Pardonne moi, pardonne moi, mon amour. Je t'aime.
Je regrettes.
Milles fois.
Mais je sais aussi que tu avais raison ; il y avait encore du bon en moi. Il y avait encore une part de Anakin en Dark Vador. Anakin n'étais pas mort, juste profondément enfoui.
Je pourrais t'écrire un roman, mais je ne peux pas, je me répéterais, et je me ferais souffrir inutilement. Tu comprends ? Je sais que tu comprends. Et j'espère que tu es dans un monde meilleur que celui des vivants, que celui que tu as quitté. J'espère que tu vas bien, que tu m'as pardonné.
Je t'aime.
Et je suis désolé. »
« Luke, Leia, mes enfants.
Je n'ai pas été digne d'être votre père, mais désormais, je suis fier de vous. Luke, tu as cru en moi, tu as vu que Dark Vador n'était pas entièrement mauvais. Qu'il restait du Anakin. Et tu as essayé, tu as réussis. C'est grâce à toi que je suis ici, grâce à toi que la Guerre a pris fin. Tu es puissant, tout comme je l'ai été, mais tu es sage et plus fort que moi, car tu as résisté au Côté Obscur.
Toujours pas de fille dans ta vie ? Ne t'inquiète pas, ça arrivera. Et puis, être célibataire comporte aussi des avantages.
Leia, princesse rebelle, tu me ressembles beaucoup, comme tu ressembles à Padmée. Tu as hérité de sa beauté. Mis à part ces macarons - excuse moi, mais cette coiffure est ridicule, et ce n'est même pas moi qui a trouvé le nom, c'est Obi Wan.
Je dois être le seul qui approuve ton choix d'homme, mais Han est marrant. Je l'aime bien.

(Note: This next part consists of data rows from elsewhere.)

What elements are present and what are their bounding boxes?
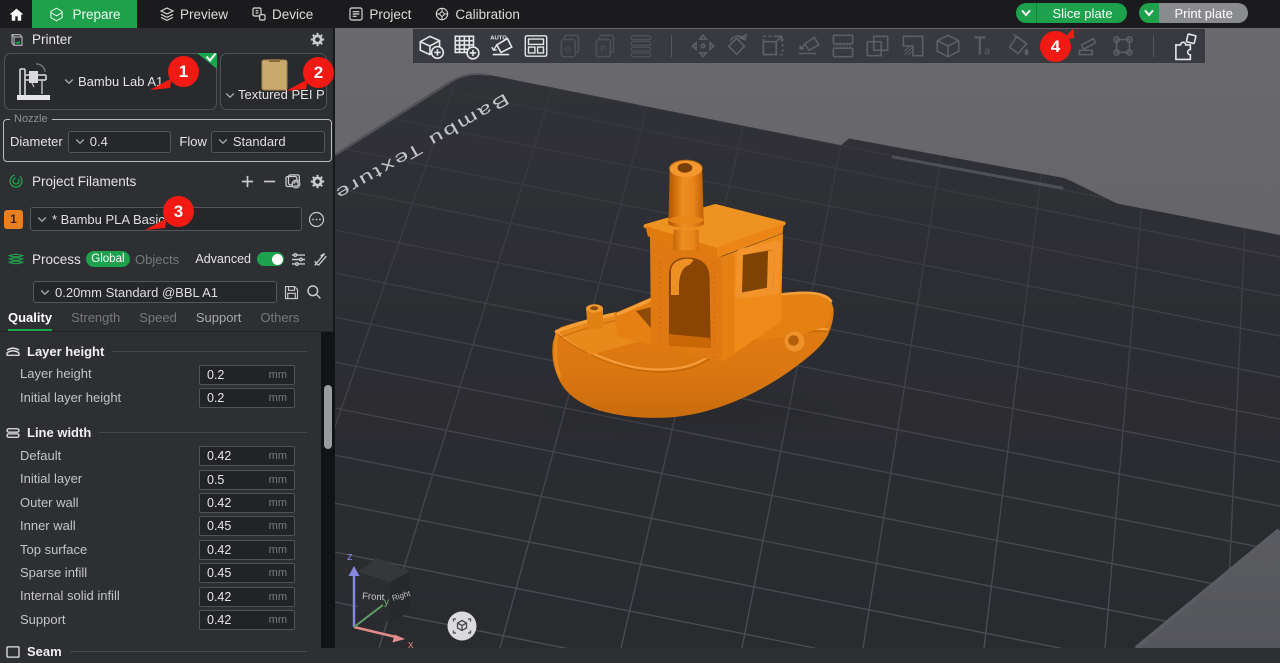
svg-text:P: P (600, 44, 606, 55)
svg-text:x: x (408, 639, 414, 648)
svg-text:a: a (984, 46, 990, 58)
svg-text:z: z (347, 551, 353, 563)
svg-text:0: 0 (565, 44, 570, 55)
svg-text:Front: Front (362, 591, 385, 603)
svg-text:y: y (384, 597, 389, 608)
svg-text:AUTO: AUTO (490, 36, 507, 42)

Mes enfants, je suis fier de vous, et je regrette de ne pas avoir pu vous offrir une vie meilleure. Mais vos parents adoptifs ont été parfaits, et je les remercie.
Et je suis désolé. »
« Comte Dooku... que dire ?
La main métallique, vous auriez pu éviter. Elle est stylée, mais bon.

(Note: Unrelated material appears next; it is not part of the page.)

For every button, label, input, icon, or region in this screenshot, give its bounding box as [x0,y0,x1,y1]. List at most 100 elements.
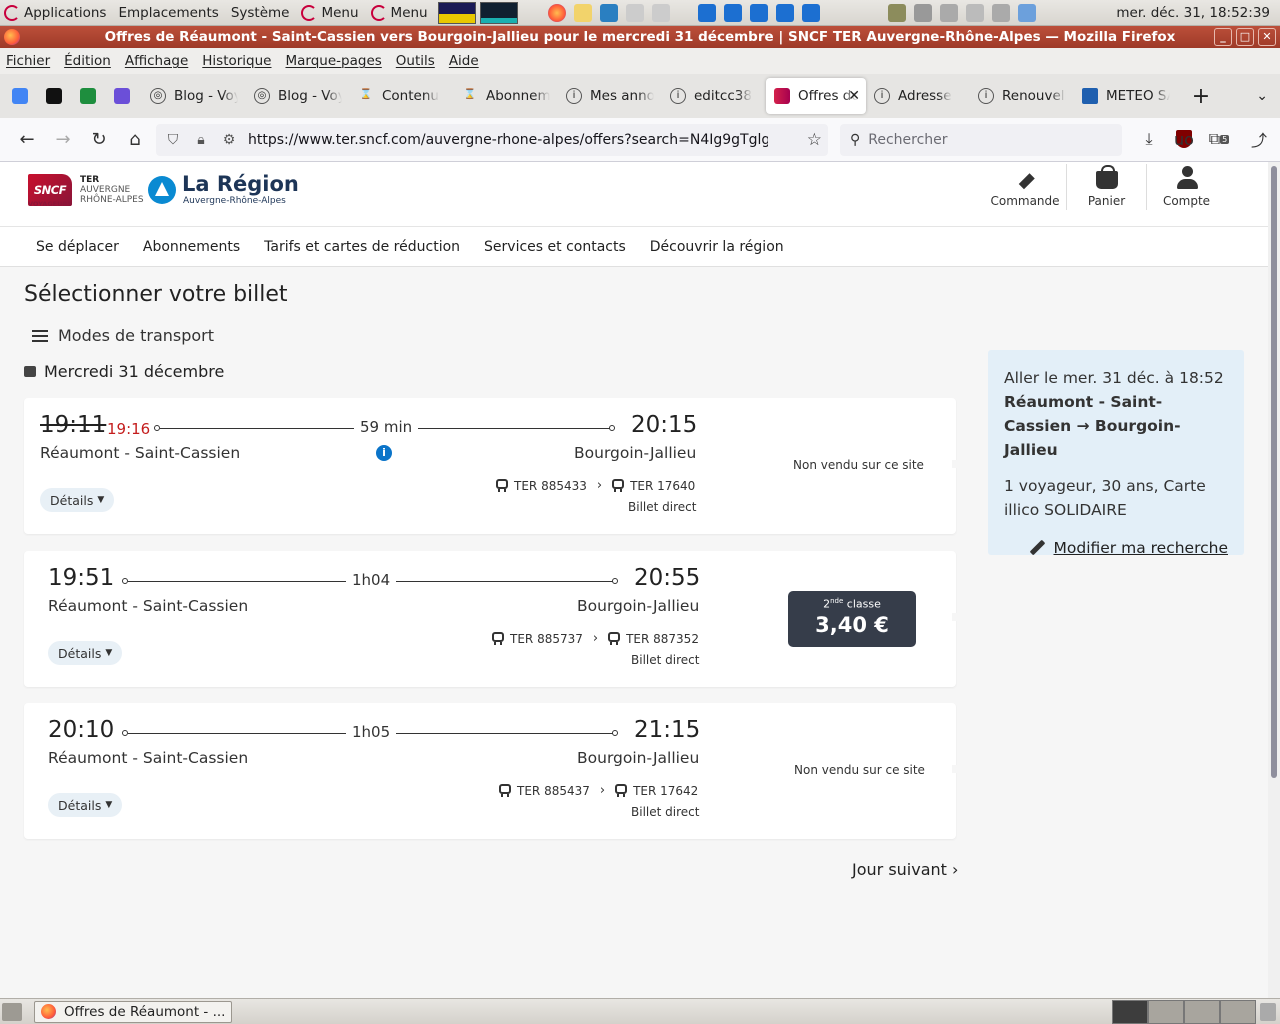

Même si vous n'avez rien d'honorable, je m'excuse. Car vous étiez à terre, désarmé. Je vous ai tué à la déloyale, sous l'influence de Palpatine. C'était contre le Code du Jedi, mais je me suis laissé avoir.
Et je suis désolé. »
« Palpatine.
Dark Sidious.
Déchet.
Sac à merde.
Voilà les premiers mots qui me viennent à l'esprit quand je prononce votre nom. Vous êtes voués au Côté Obscur, pour la simple raison que vous êtes cruel et avide de pouvoir.
Infâme ordure.
Je me suis laissé avoir par vos beaux mensonges, car sauver Padmée était tellement important pour moi. Mais en réalité, vous vous en fichiez bien, n'est-ce pas ? En réalité, ce que vous vouliez, c'était un apprenti puissant, plus que tous les autres, pour vous seconder. Et vous l'avez eut, au détriment de centaines de vies. Puis de milliers.
Vous avez causé la mort de milliers de gens, et je vous ai secondé. J'étais ignoble. J'étais faible. Mais j'étais persuadé d'être trop enfoncé, d'être allé trop loin. Et puis, personne ne m'attendais, tout le monde me haïssait. Padmée était morte, Obi Wan aussi, d'une certaine manière, Yoda, Windu, tous. Je ne voyais comme seule option que continuer à semer la terreur. On se sent tellement puissant, c'est tellement agréable. Je me dégoutes d'écrire ceci, mais c'est la réalité.
J'étais puissant.
J'étais maître.
J'avais un chemin, le seul, bien tracé. J'avais une place dans ce monde. Car si je me rebellais, même si j'étais le puissant Dark Vador, je ne pouvais aller nulle part. Alors j'ai continué. Et, au fond de moi, je vous haïssais un peu plus à chaque jour qui passais. Mais je me taisais. Et je continuais.
Et je ne remercierais jamais assez mon fils, et je ne regretterais jamais de vous avoir tué pour le sauver.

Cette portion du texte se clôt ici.